Theresa May had all the suppressed anger of a woman repeatedly betrayed as she rose to her feet in the House of Commons and called out Boris Johnson after the publication of the Sue Gray report. “Either [he] had not read the rules, or didn’t understand what they meant… or they didn’t think the rules applied to No 10, which was it?” she asked her successor. It was a spine-tingling attack on the Conservative leader. Just moments later, Andrew Mitchell, the former chief whip who supported Johnson for the leadership, stood up and declared that he “no longer enjoys my support.”

The silence on the Tory benches as Keir Starmer denounced the prime minister as “a man without shame” spoke volumes. With brutal precision, Johnson was bombarded by attacks from his own side. One Conservative MP, Aaron Bell, described how he attended his grandmother’s funeral at which only 10 people were allowed. “I was not able to hug my siblings, I didn’t hug my parents, I gave a eulogy. Afterwards I didn’t even go to her house for a cup of tea… Does the prime minister think I’m a fool?”

Other MPs were furious when their leader initially refused to guarantee that the final Gray report, held back until the police inquiry is concluded, would be published in full—a position that was within hours reversed by No 10.

The prime minister also failed to satisfy many on his own side when he did not answer the question about whether he had attended a party in the No 10 flat, which is now being investigated by the police. Previously, Johnson had denied from the Commons despatch box that the flat party had taken place.

The prime minister hopes he has bought some time because Gray’s overall findings have been delayed. But he has made no friends, even as he told MPs: “I get it and I will fix it.” He promised a shake-up of No 10, but one senior Conservative told me that is pointless without a transformation at the top: “He says he’s just got to change the people around him and it will all be great, but the only thing that can change the environment around Boris Johnson is to remove Boris Johnson.”

Even without the most damaging details, the “update” published today by Gray was damning. There were, the senior civil servant concludes, “failures of leadership and judgment” over the gatherings in No 10. Gray did not name Boris Johnson but her comments point directly to the prime minister. In the end, “leadership” can only come from the top. Gray must have known that by using this word she was implicating the Tory leader.

It is not for an official to decide on the legality of what happened, but Gray has made absolutely clear that, in her view at least, some of the events were wrong. In her report, Gray is scathing about the culture in No 10 during the pandemic. “When the government was asking citizens to accept far-reaching restrictions on their lives, some of the behaviour surrounding these gatherings is difficult to justify,” she writes.

She refers to “gatherings” and “events” rather than “parties,” but is categorical that what went on was unacceptable. At least some of the gatherings “represent a serious failure to observe not just the high standards expected of those working at the heart of government but also of the standards expected of the entire British population at the time.” Some of the events “should not have been allowed to take place.” Others “should not have been allowed to develop as they did.”

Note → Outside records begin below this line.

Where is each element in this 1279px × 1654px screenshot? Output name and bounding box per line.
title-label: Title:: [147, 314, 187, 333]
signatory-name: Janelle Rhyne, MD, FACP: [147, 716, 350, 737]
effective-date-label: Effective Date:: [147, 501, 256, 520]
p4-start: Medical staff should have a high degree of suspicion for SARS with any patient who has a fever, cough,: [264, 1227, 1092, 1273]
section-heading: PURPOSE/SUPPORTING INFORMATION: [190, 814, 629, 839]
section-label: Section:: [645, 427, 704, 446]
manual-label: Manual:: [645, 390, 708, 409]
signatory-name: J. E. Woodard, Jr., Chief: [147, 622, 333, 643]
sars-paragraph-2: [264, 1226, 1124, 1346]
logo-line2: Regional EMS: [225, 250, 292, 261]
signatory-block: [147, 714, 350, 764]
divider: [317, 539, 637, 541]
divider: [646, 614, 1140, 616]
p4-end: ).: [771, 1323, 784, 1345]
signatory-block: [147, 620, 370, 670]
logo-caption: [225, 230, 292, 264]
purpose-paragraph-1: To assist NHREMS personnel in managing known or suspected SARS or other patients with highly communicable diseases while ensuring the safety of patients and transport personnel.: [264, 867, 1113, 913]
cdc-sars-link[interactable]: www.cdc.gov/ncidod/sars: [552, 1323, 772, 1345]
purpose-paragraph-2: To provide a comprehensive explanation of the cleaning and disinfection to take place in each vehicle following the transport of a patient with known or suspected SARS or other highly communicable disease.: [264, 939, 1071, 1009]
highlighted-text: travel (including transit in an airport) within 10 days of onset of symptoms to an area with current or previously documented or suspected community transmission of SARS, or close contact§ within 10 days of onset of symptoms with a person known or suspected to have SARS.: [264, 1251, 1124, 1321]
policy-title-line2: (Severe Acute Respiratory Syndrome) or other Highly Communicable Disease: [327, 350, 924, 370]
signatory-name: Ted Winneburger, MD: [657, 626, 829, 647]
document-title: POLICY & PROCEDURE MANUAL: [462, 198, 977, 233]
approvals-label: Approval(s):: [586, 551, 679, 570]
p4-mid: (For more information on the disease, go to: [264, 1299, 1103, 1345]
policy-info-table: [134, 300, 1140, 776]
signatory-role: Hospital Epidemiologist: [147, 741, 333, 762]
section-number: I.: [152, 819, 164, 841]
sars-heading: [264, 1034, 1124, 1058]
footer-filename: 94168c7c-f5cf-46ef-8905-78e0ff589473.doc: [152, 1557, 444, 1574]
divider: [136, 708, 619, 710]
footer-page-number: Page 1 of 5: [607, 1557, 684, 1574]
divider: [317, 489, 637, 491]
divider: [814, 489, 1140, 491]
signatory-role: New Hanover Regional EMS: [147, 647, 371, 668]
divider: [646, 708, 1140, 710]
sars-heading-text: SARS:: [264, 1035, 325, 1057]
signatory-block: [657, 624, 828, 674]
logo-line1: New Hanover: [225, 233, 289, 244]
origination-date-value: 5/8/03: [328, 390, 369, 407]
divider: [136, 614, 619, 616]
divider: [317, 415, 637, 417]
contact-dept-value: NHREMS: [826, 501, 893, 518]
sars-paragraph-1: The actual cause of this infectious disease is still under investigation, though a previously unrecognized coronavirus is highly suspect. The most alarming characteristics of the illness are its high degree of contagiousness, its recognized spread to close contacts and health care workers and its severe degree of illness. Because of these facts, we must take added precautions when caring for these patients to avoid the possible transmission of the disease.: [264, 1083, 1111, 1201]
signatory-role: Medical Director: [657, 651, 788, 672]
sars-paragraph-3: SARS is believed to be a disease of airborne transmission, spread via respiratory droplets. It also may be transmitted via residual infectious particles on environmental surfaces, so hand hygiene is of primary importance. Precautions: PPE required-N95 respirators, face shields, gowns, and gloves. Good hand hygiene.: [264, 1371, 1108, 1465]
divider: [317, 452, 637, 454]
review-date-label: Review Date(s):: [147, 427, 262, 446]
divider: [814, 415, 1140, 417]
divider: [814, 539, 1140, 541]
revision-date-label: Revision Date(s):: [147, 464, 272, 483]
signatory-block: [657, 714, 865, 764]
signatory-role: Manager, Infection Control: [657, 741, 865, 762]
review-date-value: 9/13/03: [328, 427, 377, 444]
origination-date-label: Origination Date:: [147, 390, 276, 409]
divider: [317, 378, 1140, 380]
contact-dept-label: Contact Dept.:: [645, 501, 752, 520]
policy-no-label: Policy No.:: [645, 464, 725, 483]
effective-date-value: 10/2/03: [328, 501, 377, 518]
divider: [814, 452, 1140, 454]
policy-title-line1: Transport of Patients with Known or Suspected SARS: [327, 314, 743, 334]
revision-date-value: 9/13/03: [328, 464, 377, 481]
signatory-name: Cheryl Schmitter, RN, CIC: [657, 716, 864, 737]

The excessive consumption of alcohol is “not appropriate” in a professional workplace, she writes, yet a wine fridge was installed in No 10. Staff felt “unable” to raise concerns. “No member of staff should feel unable to report or challenge poor conduct where they witness it.” There has been a “blurring of lines of accountability” in Downing Street.

MPs who have been waiting for Gray to report before deciding whether to trigger a vote of no confidence in their leader have the ammunition they need. If they decide not to use it, they will pay the price at the next election. For the voters, this will only confirm what they already believed—that at a time of exceptional national crisis, the prime minister and his team behaved as if the rules did not apply to them.